Jika Adele sukses berkat album '21' (2011), Sam Smith punya 'In The Lonely Hour' (2014). Jika Adele memutuskan untuk bergerak maju dalam album '25' (2015), begitu pula Sam Smith di 'The Thrill of It All', album keduanya.
Sam Smith sengaja tidak membuat The Thrill of It All jadi album dari pop-star yang mudah masuk telinga. Ia ingin terdengar lebih getir, lebih tua dan lebih tidak nyaman. Ibarat minum wiski di ruang gelap, di malam hari, sambil memikirkan kehidupan.
Dan itulah yang akan dihidangkan di hadapan Anda ketika mendengar 10 lagu di The Thrill of It All. Bahkan lagu paling upbeat yang dipengaruhi soul 60an 'Baby, You Make Me Crazy', memaksa Anda untuk menari dan menangis tersedu-sedu sekaligus.
Lengkap dengan piano heavy ballad, dan sepaket choir gospel yang menjadi ciri khas musiknya sejak awal, album ini menjual instrumen terpenting dari musik Sam Smith: suaranya.
Old time soul bertema cinta dan kesepian dari In The Lonely Hour masih jadi alasan Sam Smith bernyanyi di The Thrill of It All. Tidak hanya perubahan fisik yang terjadi padanya (Sam Smith diet ketat, dan memotong rambut "quiff"-nya), suaranya kini terdengar lebih serak dan berat.
Saya baru menyadarinya ketika mendeng 'Midnight Train', lagu tentang mengakhiri sebuah hubungan yang terinspirasi oleh kisah temannya.
Tak perlu khawatir, lengkingan falsetto ajaib, saat Sam Smith menimbang apakah sebuah cinta layak berakhir di 'Palace', atau saat mempertanyakan siapa yang pertama kali mengucapkan kalimat keramat 'I Love You' pada lagu 'Say It First', masih menyihir setiap orang yang mendengarnya.
Meskipun publik sudah mengetahui bahwa Sam Smith adalah seorang gay, pada album In The Lonely Hour, ia jarang menyebutkan secara spesifik jenis kelamin dari obyek lagu-lagunya (bisa 'he' atau 'she').
Di album The Thrill of It All, Sam Smith tidak lagi bias.
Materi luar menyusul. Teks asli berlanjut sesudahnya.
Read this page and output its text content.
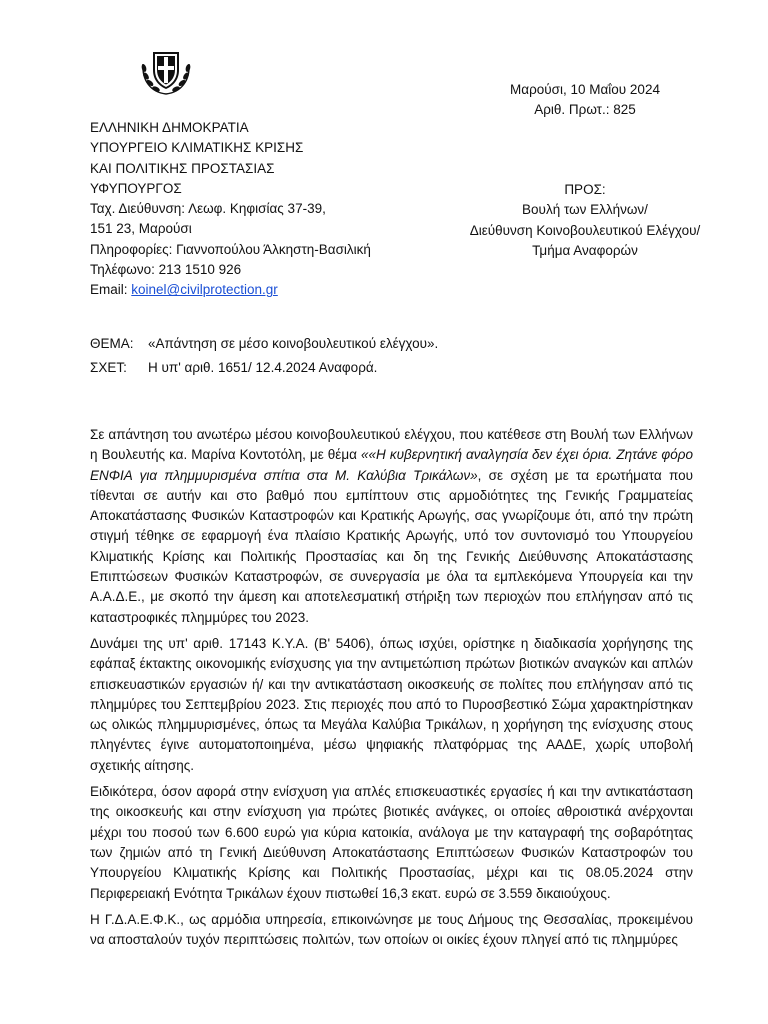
Μαρούσι, 10 Μαΐου 2024
Αριθ. Πρωτ.: 825
ΕΛΛΗΝΙΚΗ ΔΗΜΟΚΡΑΤΙΑ
ΥΠΟΥΡΓΕΙΟ ΚΛΙΜΑΤΙΚΗΣ ΚΡΙΣΗΣ
ΚΑΙ ΠΟΛΙΤΙΚΗΣ ΠΡΟΣΤΑΣΙΑΣ
ΥΦΥΠΟΥΡΓΟΣ
Ταχ. Διεύθυνση: Λεωφ. Κηφισίας 37-39,
151 23, Μαρούσι
Πληροφορίες: Γιαννοπούλου Άλκηστη-Βασιλική
Τηλέφωνο: 213 1510 926
Email: koinel@civilprotection.gr
ΠΡΟΣ:
Βουλή των Ελλήνων/
Διεύθυνση Κοινοβουλευτικού Ελέγχου/
Τμήμα Αναφορών
ΘΕΜΑ:	«Απάντηση σε μέσο κοινοβουλευτικού ελέγχου».
ΣΧΕΤ:	Η υπ' αριθ. 1651/ 12.4.2024 Αναφορά.

Σε απάντηση του ανωτέρω μέσου κοινοβουλευτικού ελέγχου, που κατέθεσε στη Βουλή των Ελλήνων η Βουλευτής κα. Μαρίνα Κοντοτόλη, με θέμα ««Η κυβερνητική αναλγησία δεν έχει όρια. Ζητάνε φόρο ΕΝΦΙΑ για πλημμυρισμένα σπίτια στα Μ. Καλύβια Τρικάλων», σε σχέση με τα ερωτήματα που τίθενται σε αυτήν και στο βαθμό που εμπίπτουν στις αρμοδιότητες της Γενικής Γραμματείας Αποκατάστασης Φυσικών Καταστροφών και Κρατικής Αρωγής, σας γνωρίζουμε ότι, από την πρώτη στιγμή τέθηκε σε εφαρμογή ένα πλαίσιο Κρατικής Αρωγής, υπό τον συντονισμό του Υπουργείου Κλιματικής Κρίσης και Πολιτικής Προστασίας και δη της Γενικής Διεύθυνσης Αποκατάστασης Επιπτώσεων Φυσικών Καταστροφών, σε συνεργασία με όλα τα εμπλεκόμενα Υπουργεία και την Α.Α.Δ.Ε., με σκοπό την άμεση και αποτελεσματική στήριξη των περιοχών που επλήγησαν από τις καταστροφικές πλημμύρες του 2023.

Δυνάμει της υπ' αριθ. 17143 Κ.Υ.Α. (Β' 5406), όπως ισχύει, ορίστηκε η διαδικασία χορήγησης της εφάπαξ έκτακτης οικονομικής ενίσχυσης για την αντιμετώπιση πρώτων βιοτικών αναγκών και απλών επισκευαστικών εργασιών ή/ και την αντικατάσταση οικοσκευής σε πολίτες που επλήγησαν από τις πλημμύρες του Σεπτεμβρίου 2023. Στις περιοχές που από το Πυροσβεστικό Σώμα χαρακτηρίστηκαν ως ολικώς πλημμυρισμένες, όπως τα Μεγάλα Καλύβια Τρικάλων, η χορήγηση της ενίσχυσης στους πληγέντες έγινε αυτοματοποιημένα, μέσω ψηφιακής πλατφόρμας της ΑΑΔΕ, χωρίς υποβολή σχετικής αίτησης.

Ειδικότερα, όσον αφορά στην ενίσχυση για απλές επισκευαστικές εργασίες ή και την αντικατάσταση της οικοσκευής και στην ενίσχυση για πρώτες βιοτικές ανάγκες, οι οποίες αθροιστικά ανέρχονται μέχρι του ποσού των 6.600 ευρώ για κύρια κατοικία, ανάλογα με την καταγραφή της σοβαρότητας των ζημιών από τη Γενική Διεύθυνση Αποκατάστασης Επιπτώσεων Φυσικών Καταστροφών του Υπουργείου Κλιματικής Κρίσης και Πολιτικής Προστασίας, μέχρι και τις 08.05.2024 στην Περιφερειακή Ενότητα Τρικάλων έχουν πιστωθεί 16,3 εκατ. ευρώ σε 3.559 δικαιούχους.

Η Γ.Δ.Α.Ε.Φ.Κ., ως αρμόδια υπηρεσία, επικοινώνησε με τους Δήμους της Θεσσαλίας, προκειμένου να αποσταλούν τυχόν περιπτώσεις πολιτών, των οποίων οι οικίες έχουν πληγεί από τις πλημμύρες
Contohnya pada lagu 'HIM', yang mengisahkan seorang anak laki-laki di Missisipi saat 'coming out' pada ayahnya. 'Holy Father, we need to talk / I have a secret that I can't keep / I'm not the boy you thought you wanted / Please don't get angry… It is him I love".
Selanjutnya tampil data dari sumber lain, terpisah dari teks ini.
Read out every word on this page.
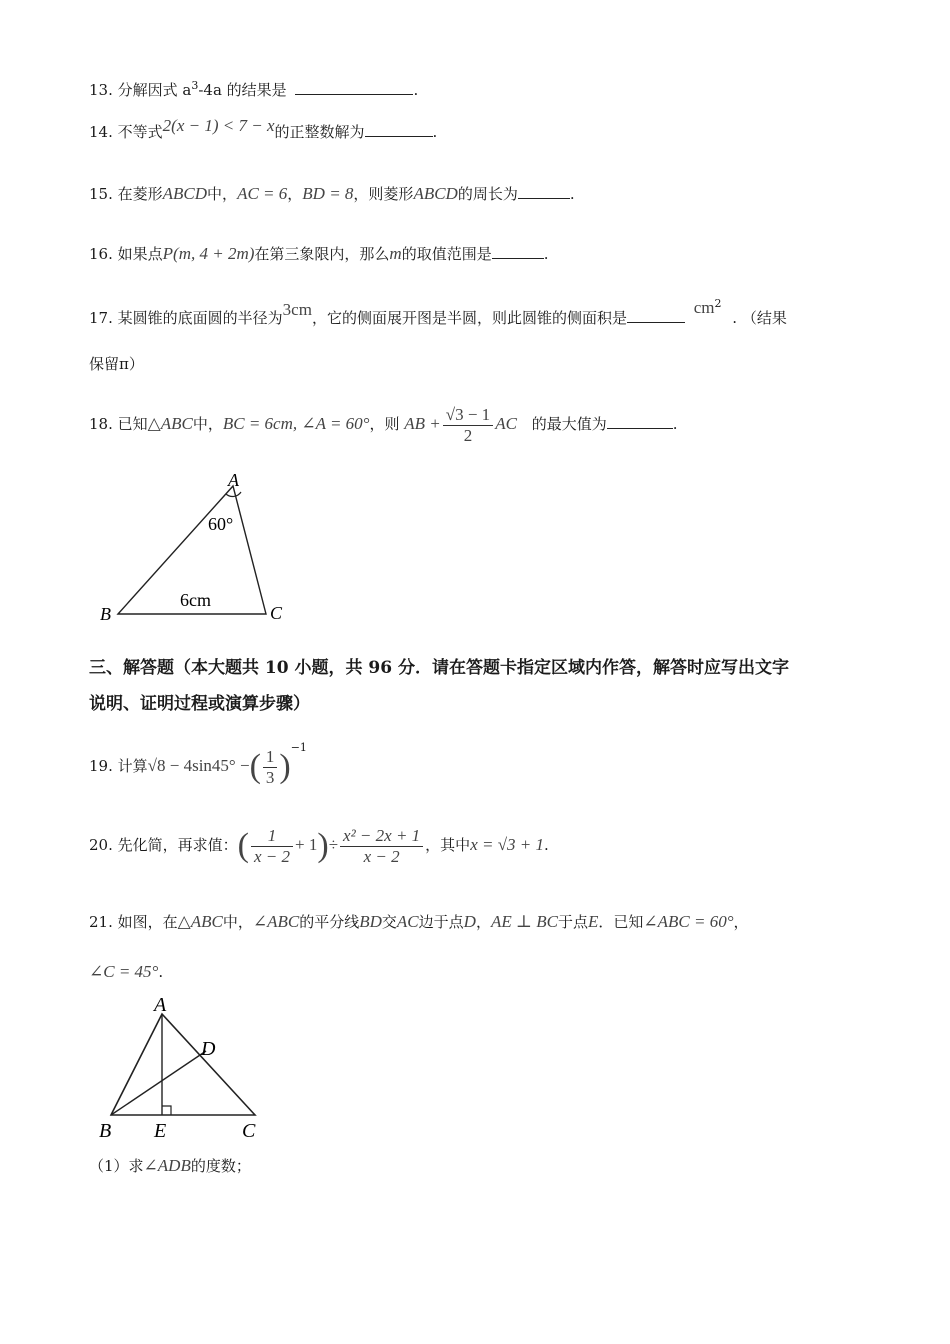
13. 分解因式 $a^3-4a$ 的结果是	.
14. 不等式2(x − 1) < 7 − x的正整数解为	.
15. 在菱形ABCD中，AC = 6，BD = 8，则菱形ABCD的周长为	.
16. 如果点P(m, 4 + 2m)在第三象限内，那么m的取值范围是	.
17. 某圆锥的底面圆的半径为3cm，它的侧面展开图是半圆，则此圆锥的侧面积是 $cm^2$ . （结果
保留π）
18. 已知△ABC中，BC = 6cm, ∠A = 60°，则 AB + $\frac{√3 - 1}{2}$ AC 的最大值为	.
A
B	C
60°
6cm
三、解答题（本大题共 10 小题，共 96 分．请在答题卡指定区域内作答，解答时应写出文字
说明、证明过程或演算步骤）
19. 计算√8 − 4sin45° −( $\frac{1}{3} )^{-1}$
20. 先化简，再求值：( $\frac{1}{x - 2} + 1)\div \frac{\text{x² − 2x + 1}}{x - 2}$ ，其中x = √3 + 1.
21. 如图，在△ABC中，∠ABC的平分线BD交AC边于点D，AE ⊥ BC于点E．已知∠ABC = 60°，
∠C = 45°.
A
B	C
D
E
（1）求∠ADB的度数；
Beberapa lagu bercerita tentang kehidupannya sendiri, seperti 'Burning', momen sedih saat ia merindukan seorang pria yang telah pergi. Pada versi Deluxe, Sam Smith memberikan tribute kepada orang tuanya yang bercerai lewat 'Scars'.
Pada akhirnya, Sam Smith adalah Sam Smith. Jika album In The Lonely Hour akan membuat Anda menyukai Sam Smith saat kali pertama mendengarnya, butuh dua (mungkin juga tiga) kali lebih banyak untuk melakukan hal itu di The Thrill of All It.
Seperti yang saya sudah peringatkan di awal, album ini tidak mudah didengar pada awalnya. Namun, akhirnya tetap sama. Anda tetap akan menyukainya.
* Rendy Tsu (@rendytsu) saat ini bekerja sebagai Social Media & Content Strategist. Selain aktif sebagai penulis lepas, ia juga pernah menjadi Music Publicist di salah satu perusahaan rekaman terbesar di Indonesia. (/)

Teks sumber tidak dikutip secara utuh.